Kung fu é tempo de habilidade e perfeição. É uma vida inteira dedicada ao treino que dará perícia ao praticante, buscando até a morte a defesa perfeita, o ataque indefensável, e a calma precisa, junto com o respeito absoluto ao oponente.
É interessante aplicar o conceito enquanto vemos Bruce Lee sendo representado na série. Ali, aparece um Bruce burro e inteligente, arrogante e humilde, forte e fraco, louco e lúcido, obstinado e flexível. Para além do kung fu, ele é uma persona do Tao.
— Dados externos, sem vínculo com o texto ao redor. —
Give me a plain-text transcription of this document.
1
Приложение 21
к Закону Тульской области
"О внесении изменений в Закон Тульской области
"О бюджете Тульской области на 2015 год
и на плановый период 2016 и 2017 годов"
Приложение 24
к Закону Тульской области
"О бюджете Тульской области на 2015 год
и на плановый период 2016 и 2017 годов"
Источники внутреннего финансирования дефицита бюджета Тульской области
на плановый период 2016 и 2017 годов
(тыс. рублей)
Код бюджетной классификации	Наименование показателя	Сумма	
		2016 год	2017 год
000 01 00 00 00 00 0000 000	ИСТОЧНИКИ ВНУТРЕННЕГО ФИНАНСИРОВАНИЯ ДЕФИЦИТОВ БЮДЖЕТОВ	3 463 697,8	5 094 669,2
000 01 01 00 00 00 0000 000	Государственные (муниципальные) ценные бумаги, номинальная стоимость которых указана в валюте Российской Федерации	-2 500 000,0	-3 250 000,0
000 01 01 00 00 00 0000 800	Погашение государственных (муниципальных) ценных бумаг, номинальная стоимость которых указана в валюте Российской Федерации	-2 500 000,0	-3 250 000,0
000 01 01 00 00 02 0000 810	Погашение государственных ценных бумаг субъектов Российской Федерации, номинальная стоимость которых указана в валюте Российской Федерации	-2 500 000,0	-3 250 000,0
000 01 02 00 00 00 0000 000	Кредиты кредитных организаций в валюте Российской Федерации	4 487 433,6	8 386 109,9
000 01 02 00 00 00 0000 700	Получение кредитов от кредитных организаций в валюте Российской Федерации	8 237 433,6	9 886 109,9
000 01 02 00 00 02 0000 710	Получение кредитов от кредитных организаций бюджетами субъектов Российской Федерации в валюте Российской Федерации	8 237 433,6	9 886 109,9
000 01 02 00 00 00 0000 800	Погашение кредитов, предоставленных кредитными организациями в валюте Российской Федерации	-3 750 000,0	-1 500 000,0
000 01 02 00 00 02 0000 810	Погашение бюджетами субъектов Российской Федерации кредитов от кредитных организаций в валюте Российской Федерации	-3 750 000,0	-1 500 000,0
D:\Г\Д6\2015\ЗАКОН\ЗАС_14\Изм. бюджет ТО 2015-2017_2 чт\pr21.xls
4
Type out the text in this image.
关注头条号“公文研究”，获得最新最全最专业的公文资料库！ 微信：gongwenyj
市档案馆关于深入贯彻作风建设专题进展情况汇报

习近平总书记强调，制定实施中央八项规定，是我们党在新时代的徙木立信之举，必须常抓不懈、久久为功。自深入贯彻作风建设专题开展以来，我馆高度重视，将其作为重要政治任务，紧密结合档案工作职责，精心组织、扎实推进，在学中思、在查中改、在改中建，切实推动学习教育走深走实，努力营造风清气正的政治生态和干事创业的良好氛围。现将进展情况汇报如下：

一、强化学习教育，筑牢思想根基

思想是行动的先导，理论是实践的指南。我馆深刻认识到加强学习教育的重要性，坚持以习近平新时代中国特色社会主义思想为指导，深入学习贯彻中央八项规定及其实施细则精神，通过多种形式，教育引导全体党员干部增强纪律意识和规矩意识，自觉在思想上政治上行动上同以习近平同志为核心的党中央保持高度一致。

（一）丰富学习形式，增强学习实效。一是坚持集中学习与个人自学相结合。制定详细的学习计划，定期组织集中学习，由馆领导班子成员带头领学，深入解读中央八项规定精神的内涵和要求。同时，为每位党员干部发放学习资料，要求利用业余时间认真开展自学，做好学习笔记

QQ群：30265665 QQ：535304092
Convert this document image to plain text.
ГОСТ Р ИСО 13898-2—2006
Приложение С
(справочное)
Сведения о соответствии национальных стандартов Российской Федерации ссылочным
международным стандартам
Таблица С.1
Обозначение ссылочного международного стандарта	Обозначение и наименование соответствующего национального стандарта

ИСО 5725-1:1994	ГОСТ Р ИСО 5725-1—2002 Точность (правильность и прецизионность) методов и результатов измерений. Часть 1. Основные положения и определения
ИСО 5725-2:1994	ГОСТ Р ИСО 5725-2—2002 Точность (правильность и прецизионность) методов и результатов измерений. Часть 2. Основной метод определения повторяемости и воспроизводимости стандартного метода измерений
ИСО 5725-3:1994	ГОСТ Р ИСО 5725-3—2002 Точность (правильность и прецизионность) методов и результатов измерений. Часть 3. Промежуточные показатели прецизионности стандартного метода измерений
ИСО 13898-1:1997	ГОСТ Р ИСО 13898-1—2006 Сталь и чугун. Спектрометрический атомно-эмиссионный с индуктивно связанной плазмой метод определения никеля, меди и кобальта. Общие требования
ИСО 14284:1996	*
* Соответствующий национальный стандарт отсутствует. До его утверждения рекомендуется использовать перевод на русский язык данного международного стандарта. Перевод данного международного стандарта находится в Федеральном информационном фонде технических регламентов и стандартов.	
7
Ele encarnou os princípios do taoísmo de um jeito que se podia ver nas suas palavras, nos seus gestos, no seu corpo e na sua arte. Mas antes de ele começar a estudar os ensinamentos do Tao, já enunciava essa fusão de contraditórios. Logo, não foi Bruce Lee que passou pelo Tao, mas o Tao é que passou por Bruce Lee, pregressamente, e o iluminou com toda sua grandeza.
Discípulo do grão-mestre Yip Man, ele aperfeiçoava suas técnicas de luta lendo livros, ouvindo os mais sábios, lutando, batendo e apanhando. “Levar surra é um bom método de aprendizagem”, dizia Bruce, que honrou, como os grandes mestres, o significado da palavra kung fu.
Flexível como a água
Em 1963, Bruce publicou um livro intitulado Chinese gung fu – the philosophical art of self defense (“Kung fu – a arte filosófica de autodefesa”, tradução livre). Ali, ele já mostrava um pensamento diferenciado sobre artes marciais, mas foi em seu Tao of Jet Kune Do, publicado postumamente, em 1975, que mostrou como funcionava sua cabeça, atando o pensamento profundo das tradições filosóficas à ação do corpo.
Neste livro, Bruce diz coisas como: “Se dentro de você nada enrijece, as coisas externas tendem a se revelar. Ao se mover, seja como a água. Parado, seja como um espelho. Responda sempre como um eco.”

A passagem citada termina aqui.